Abstract
Edward Said’s Orientalism is often invoked as the premier scholarly work to challenge the premise of cultural production as operating independently from the machinations of empire. Yet although Orientalism, as with scores of Said’s other texts, makes reference to the author’s experience as a Palestinian living in exile, its connection to Said’s role in the Association of Arab American University Graduates (AAUG) remains lesser known. With the 1967 Six Day War inaugurating both the consolidation of the US and Israel’s imperial collaborations and a modern phase of essentializing depictions of Arabs and Muslims within the US, identifying and countering key anti-Arab and Islamophobic tropes became a crucial aspect of organizations like the AAUG’s efforts. As demonstrated by scholars like Sarah Gulatieri and Andrew Rubin, Said’s work for the AAUG in this regard reveal the early stages of what would become the driving arguments behind texts such as Orientalism. Struggles over politically driven depictions and representations that were ostensibly external to the academy thus inspired the formation of a new intellectual tradition whose aim was not so much to upset the epistemological foundations of modern cultural production as to reveal their strategic influence. The nature of the backlash to which members of the AAUG and related organizations were subjected for their work is another key component of these phenomena.
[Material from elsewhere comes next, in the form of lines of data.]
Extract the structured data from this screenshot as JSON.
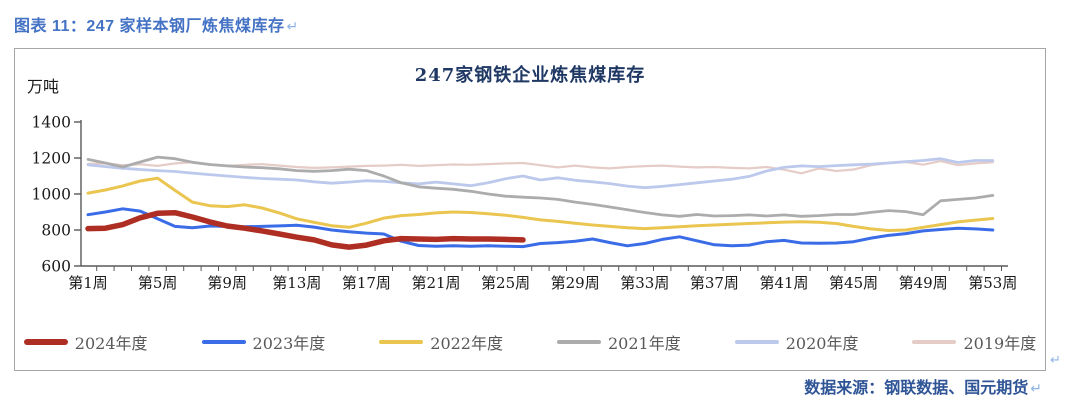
{
  "page": {
    "header": {
      "text": "图表 11：247 家样本钢厂炼焦煤库存",
      "return_mark": "↵"
    },
    "box_return_mark": "↵",
    "footer": {
      "text": "数据来源：钢联数据、国元期货",
      "return_mark": "↵"
    }
  },
  "palette": {
    "header_blue": "#4472C4",
    "footer_blue": "#2F5597",
    "title_navy": "#1F3864",
    "return_blue": "#8DB4E2",
    "box_border": "#A6A6A6",
    "axis_color": "#595959",
    "legend_text": "#595959"
  },
  "chart_data": {
    "type": "line",
    "title": "247家钢铁企业炼焦煤库存",
    "unit_label": "万吨",
    "xlabel": "",
    "ylabel": "万吨",
    "ylim": [
      600,
      1400
    ],
    "yticks": [
      600,
      800,
      1000,
      1200,
      1400
    ],
    "x_weeks": 53,
    "xtick_weeks": [
      1,
      5,
      9,
      13,
      17,
      21,
      25,
      29,
      33,
      37,
      41,
      45,
      49,
      53
    ],
    "xtick_labels": [
      "第1周",
      "第5周",
      "第9周",
      "第13周",
      "第17周",
      "第21周",
      "第25周",
      "第29周",
      "第33周",
      "第37周",
      "第41周",
      "第45周",
      "第49周",
      "第53周"
    ],
    "grid": false,
    "legend_position": "bottom",
    "series": [
      {
        "name": "2024年度",
        "color": "#AF2E23",
        "stroke_width": 5.5,
        "values": [
          808,
          810,
          830,
          868,
          893,
          896,
          872,
          845,
          822,
          810,
          795,
          778,
          760,
          745,
          717,
          705,
          716,
          740,
          752,
          750,
          748,
          752,
          750,
          750,
          748,
          745
        ]
      },
      {
        "name": "2023年度",
        "color": "#3A6CE8",
        "stroke_width": 3,
        "values": [
          885,
          900,
          918,
          905,
          862,
          820,
          812,
          822,
          820,
          818,
          820,
          823,
          826,
          816,
          800,
          790,
          783,
          778,
          738,
          714,
          710,
          712,
          710,
          712,
          710,
          708,
          725,
          730,
          738,
          750,
          730,
          712,
          725,
          748,
          762,
          740,
          718,
          712,
          716,
          735,
          742,
          728,
          726,
          728,
          735,
          755,
          770,
          780,
          795,
          803,
          810,
          806,
          800
        ]
      },
      {
        "name": "2022年度",
        "color": "#EAC54F",
        "stroke_width": 3,
        "values": [
          1005,
          1022,
          1045,
          1072,
          1088,
          1020,
          955,
          935,
          930,
          940,
          922,
          895,
          862,
          842,
          824,
          815,
          838,
          866,
          880,
          886,
          895,
          900,
          897,
          890,
          882,
          870,
          856,
          848,
          838,
          828,
          820,
          813,
          808,
          812,
          818,
          824,
          828,
          832,
          836,
          840,
          844,
          846,
          843,
          836,
          820,
          806,
          797,
          800,
          815,
          830,
          845,
          855,
          864
        ]
      },
      {
        "name": "2021年度",
        "color": "#ACACAC",
        "stroke_width": 2.8,
        "values": [
          1192,
          1172,
          1150,
          1178,
          1205,
          1196,
          1176,
          1164,
          1156,
          1150,
          1146,
          1140,
          1130,
          1126,
          1130,
          1138,
          1130,
          1100,
          1062,
          1040,
          1032,
          1026,
          1015,
          1000,
          988,
          982,
          978,
          970,
          955,
          942,
          928,
          912,
          897,
          884,
          876,
          886,
          878,
          880,
          884,
          878,
          884,
          876,
          880,
          886,
          886,
          898,
          908,
          902,
          885,
          962,
          970,
          978,
          992
        ]
      },
      {
        "name": "2020年度",
        "color": "#BCC9EC",
        "stroke_width": 2.8,
        "values": [
          1162,
          1152,
          1143,
          1136,
          1130,
          1125,
          1116,
          1108,
          1100,
          1092,
          1086,
          1082,
          1078,
          1068,
          1060,
          1066,
          1074,
          1070,
          1062,
          1056,
          1066,
          1056,
          1046,
          1062,
          1085,
          1100,
          1078,
          1090,
          1076,
          1068,
          1058,
          1044,
          1035,
          1042,
          1052,
          1062,
          1072,
          1082,
          1098,
          1128,
          1148,
          1156,
          1152,
          1158,
          1162,
          1166,
          1172,
          1180,
          1186,
          1196,
          1175,
          1186,
          1186
        ]
      },
      {
        "name": "2019年度",
        "color": "#E5CCC7",
        "stroke_width": 2.2,
        "values": [
          1168,
          1170,
          1160,
          1165,
          1156,
          1170,
          1176,
          1162,
          1156,
          1162,
          1166,
          1158,
          1150,
          1145,
          1148,
          1152,
          1156,
          1158,
          1162,
          1156,
          1160,
          1164,
          1162,
          1166,
          1170,
          1172,
          1160,
          1148,
          1158,
          1148,
          1142,
          1150,
          1155,
          1158,
          1152,
          1148,
          1150,
          1145,
          1142,
          1150,
          1135,
          1115,
          1142,
          1128,
          1136,
          1160,
          1172,
          1178,
          1163,
          1183,
          1160,
          1170,
          1176
        ]
      }
    ]
  }
}
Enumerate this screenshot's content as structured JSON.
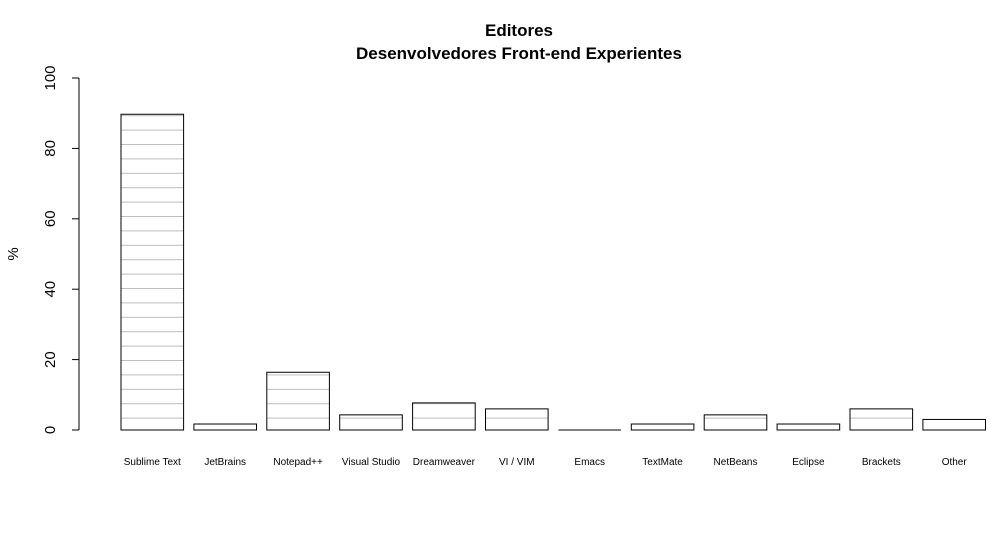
{
  "chart_data": {
    "type": "bar",
    "title": "Editores",
    "subtitle": "Desenvolvedores Front-end Experientes",
    "xlabel": "",
    "ylabel": "%",
    "ylim": [
      0,
      100
    ],
    "yticks": [
      0,
      20,
      40,
      60,
      80,
      100
    ],
    "grid": false,
    "bar_pattern": "horizontal-lines",
    "bar_fill": "#ffffff",
    "bar_stroke": "#000000",
    "pattern_color": "#bdbdbd",
    "categories": [
      "Sublime Text",
      "JetBrains",
      "Notepad++",
      "Visual Studio",
      "Dreamweaver",
      "VI / VIM",
      "Emacs",
      "TextMate",
      "NetBeans",
      "Eclipse",
      "Brackets",
      "Other"
    ],
    "values": [
      89.7,
      1.7,
      16.4,
      4.3,
      7.7,
      6.0,
      0,
      1.7,
      4.3,
      1.7,
      6.0,
      3.0
    ]
  }
}
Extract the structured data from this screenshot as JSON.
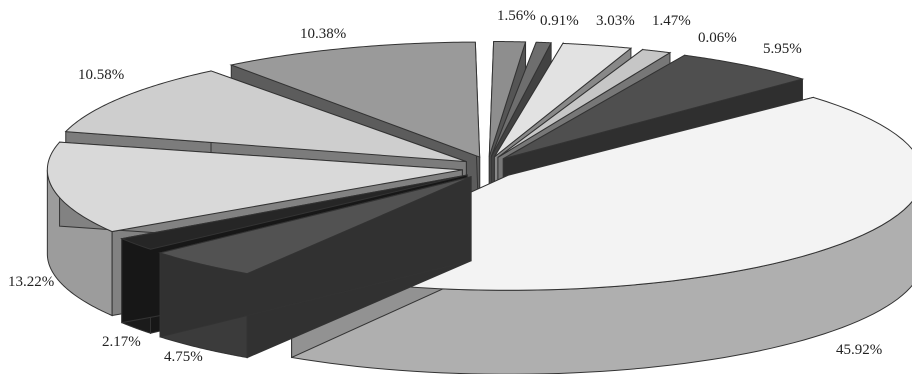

Relatedly, as scholars and students presently contend with what the legal organization Palestine Legal has referred to as “the Palestine Exception to Free Speech””—which includes officials' attempts to redraw the boundaries of academically "acceptable" speech through policy—the notion of the academy’s insularity from larger geopolitical contingencies is revealed to be a myth. Drawing on a combination of critical and literary sources as well as personal experiences of repression of Palestine organizing at various levels, this presentation argues that the current clampdown on campus pro-Palestine speech and activism is part of a wider context, and that the prospect of institutional toleration of the question of Palestine poses serious implications not only for the individual careers of students and scholars, but the very limits of academic discursive convention.